Gone. All over. It wasn't really; they were no closer to finding whoever had cursed Ron, but on the other hand, all the fugitive Death Eaters would sooner or later be caught or killed. She had no doubt about that, at least. The world would never be back to normal as she'd known it, but this was the next best thing for now.
Ron jumped off the bed, looking for all the world as though he'd downed a shot of Invigoration Draught. "Isn't it time for breakfast?" he asked, looking around expectantly at Hermione and Harry. They exchanged a knowing glance, and Hermione found herself fighting back a sudden fit of the giggles for the first time in longer than she cared to remember.
"Come on," she said, "or there'll be none left." Some things never change, she thought as she strode out of the hospital wing, arm in arm with her best friends, into a new day.

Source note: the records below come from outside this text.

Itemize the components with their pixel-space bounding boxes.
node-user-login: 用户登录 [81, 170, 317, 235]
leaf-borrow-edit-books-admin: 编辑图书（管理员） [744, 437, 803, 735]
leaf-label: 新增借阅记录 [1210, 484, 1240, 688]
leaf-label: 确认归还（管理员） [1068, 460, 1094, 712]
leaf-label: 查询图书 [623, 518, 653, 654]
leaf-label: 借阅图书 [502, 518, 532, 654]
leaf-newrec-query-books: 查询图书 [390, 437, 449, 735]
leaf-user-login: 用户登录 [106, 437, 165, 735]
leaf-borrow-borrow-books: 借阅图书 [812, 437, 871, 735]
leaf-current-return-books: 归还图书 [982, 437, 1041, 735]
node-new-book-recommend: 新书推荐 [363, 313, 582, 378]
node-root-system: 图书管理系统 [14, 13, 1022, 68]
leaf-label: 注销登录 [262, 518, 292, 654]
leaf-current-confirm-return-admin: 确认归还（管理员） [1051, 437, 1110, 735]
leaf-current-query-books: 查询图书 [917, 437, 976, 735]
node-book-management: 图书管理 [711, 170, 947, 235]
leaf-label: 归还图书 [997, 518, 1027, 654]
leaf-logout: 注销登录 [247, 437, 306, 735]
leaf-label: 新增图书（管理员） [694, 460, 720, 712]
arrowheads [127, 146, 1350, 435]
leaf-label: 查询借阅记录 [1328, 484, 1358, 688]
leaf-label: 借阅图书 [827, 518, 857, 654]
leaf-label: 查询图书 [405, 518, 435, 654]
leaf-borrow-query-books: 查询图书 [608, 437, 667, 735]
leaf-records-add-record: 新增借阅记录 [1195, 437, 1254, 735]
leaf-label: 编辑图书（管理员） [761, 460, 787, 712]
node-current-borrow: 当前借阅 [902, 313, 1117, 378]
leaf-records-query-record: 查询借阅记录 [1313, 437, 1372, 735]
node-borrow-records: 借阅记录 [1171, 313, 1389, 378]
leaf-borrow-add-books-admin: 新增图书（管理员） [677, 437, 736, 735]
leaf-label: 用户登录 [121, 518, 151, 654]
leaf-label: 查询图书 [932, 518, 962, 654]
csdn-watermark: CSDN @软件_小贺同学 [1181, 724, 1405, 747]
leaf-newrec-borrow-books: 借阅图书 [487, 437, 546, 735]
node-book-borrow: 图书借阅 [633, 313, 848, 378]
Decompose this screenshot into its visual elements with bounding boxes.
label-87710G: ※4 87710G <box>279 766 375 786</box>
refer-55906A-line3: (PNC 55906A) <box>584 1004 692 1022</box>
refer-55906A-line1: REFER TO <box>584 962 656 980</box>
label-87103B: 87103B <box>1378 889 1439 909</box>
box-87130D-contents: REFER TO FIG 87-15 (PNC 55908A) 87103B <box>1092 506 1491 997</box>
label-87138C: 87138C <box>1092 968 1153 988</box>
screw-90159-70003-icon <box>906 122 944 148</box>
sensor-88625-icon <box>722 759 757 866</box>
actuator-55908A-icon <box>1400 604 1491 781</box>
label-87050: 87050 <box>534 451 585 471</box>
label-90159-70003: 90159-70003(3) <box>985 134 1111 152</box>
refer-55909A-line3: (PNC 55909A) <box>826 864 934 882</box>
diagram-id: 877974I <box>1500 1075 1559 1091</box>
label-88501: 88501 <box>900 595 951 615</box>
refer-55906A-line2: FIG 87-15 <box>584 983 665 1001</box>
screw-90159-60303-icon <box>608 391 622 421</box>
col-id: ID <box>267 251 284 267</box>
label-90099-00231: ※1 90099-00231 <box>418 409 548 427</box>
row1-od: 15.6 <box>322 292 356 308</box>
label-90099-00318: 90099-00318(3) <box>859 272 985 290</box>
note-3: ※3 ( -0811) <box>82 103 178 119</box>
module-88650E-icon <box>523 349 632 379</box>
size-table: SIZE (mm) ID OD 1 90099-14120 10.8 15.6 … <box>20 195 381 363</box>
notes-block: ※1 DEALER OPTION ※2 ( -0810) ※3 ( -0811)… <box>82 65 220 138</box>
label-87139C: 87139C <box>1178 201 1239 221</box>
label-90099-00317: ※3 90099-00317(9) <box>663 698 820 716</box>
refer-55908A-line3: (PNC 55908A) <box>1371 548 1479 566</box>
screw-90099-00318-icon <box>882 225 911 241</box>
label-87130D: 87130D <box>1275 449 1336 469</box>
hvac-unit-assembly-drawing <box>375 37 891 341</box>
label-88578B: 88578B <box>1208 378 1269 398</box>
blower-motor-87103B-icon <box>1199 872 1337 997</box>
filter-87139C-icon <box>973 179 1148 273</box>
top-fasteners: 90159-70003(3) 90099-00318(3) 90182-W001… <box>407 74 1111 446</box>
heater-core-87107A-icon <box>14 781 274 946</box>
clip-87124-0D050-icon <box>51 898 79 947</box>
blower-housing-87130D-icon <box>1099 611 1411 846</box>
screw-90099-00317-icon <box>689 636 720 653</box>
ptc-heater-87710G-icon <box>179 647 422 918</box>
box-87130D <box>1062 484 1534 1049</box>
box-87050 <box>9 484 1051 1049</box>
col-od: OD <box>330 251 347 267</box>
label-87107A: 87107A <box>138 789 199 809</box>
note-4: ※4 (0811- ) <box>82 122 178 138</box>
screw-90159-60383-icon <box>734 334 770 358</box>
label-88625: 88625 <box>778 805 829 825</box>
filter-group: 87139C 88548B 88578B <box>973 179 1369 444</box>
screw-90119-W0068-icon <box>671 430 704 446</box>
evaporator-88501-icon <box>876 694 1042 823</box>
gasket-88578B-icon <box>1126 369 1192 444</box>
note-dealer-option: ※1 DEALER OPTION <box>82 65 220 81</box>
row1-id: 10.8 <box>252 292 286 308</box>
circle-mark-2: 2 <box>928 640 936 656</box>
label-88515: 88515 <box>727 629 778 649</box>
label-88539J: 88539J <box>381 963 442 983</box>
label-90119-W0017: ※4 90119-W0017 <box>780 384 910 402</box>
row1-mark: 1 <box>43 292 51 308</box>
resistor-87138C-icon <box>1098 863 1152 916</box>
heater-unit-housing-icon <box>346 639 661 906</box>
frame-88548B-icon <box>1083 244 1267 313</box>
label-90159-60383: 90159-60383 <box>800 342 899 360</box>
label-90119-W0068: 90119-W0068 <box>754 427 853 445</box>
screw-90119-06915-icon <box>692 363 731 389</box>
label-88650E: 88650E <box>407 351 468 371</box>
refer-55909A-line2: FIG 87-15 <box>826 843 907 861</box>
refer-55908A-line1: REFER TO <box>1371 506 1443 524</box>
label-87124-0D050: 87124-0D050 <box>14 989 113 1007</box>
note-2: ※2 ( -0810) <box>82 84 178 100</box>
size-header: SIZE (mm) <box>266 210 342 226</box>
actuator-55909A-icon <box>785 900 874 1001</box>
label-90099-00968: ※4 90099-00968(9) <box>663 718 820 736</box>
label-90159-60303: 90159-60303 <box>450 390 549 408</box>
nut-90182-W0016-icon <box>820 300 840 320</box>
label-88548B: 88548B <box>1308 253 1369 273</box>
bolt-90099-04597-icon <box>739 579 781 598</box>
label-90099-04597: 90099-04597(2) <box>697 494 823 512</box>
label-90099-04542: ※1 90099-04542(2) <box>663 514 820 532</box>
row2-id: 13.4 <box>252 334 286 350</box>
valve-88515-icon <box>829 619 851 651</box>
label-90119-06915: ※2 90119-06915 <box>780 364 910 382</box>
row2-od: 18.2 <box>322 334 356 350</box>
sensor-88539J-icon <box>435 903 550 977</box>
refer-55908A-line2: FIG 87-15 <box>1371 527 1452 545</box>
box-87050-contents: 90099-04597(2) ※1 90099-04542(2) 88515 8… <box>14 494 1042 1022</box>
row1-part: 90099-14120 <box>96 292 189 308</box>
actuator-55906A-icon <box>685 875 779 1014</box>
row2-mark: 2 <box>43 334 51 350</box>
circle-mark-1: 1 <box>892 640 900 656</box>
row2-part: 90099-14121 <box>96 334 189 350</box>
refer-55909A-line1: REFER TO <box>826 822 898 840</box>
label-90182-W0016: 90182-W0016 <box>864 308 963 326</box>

A/N: This is the first proper fic I started this decade (WHMLP beat it to being finished) but the idea has been gnawing away at me for quite some time. Long enough that it's a relief to get it finished. "Ron gets Imperiused to betray the others" was the original plot seed (those of you who follow me elsewhere will know why) and it saw many iterations before becoming what I posted today.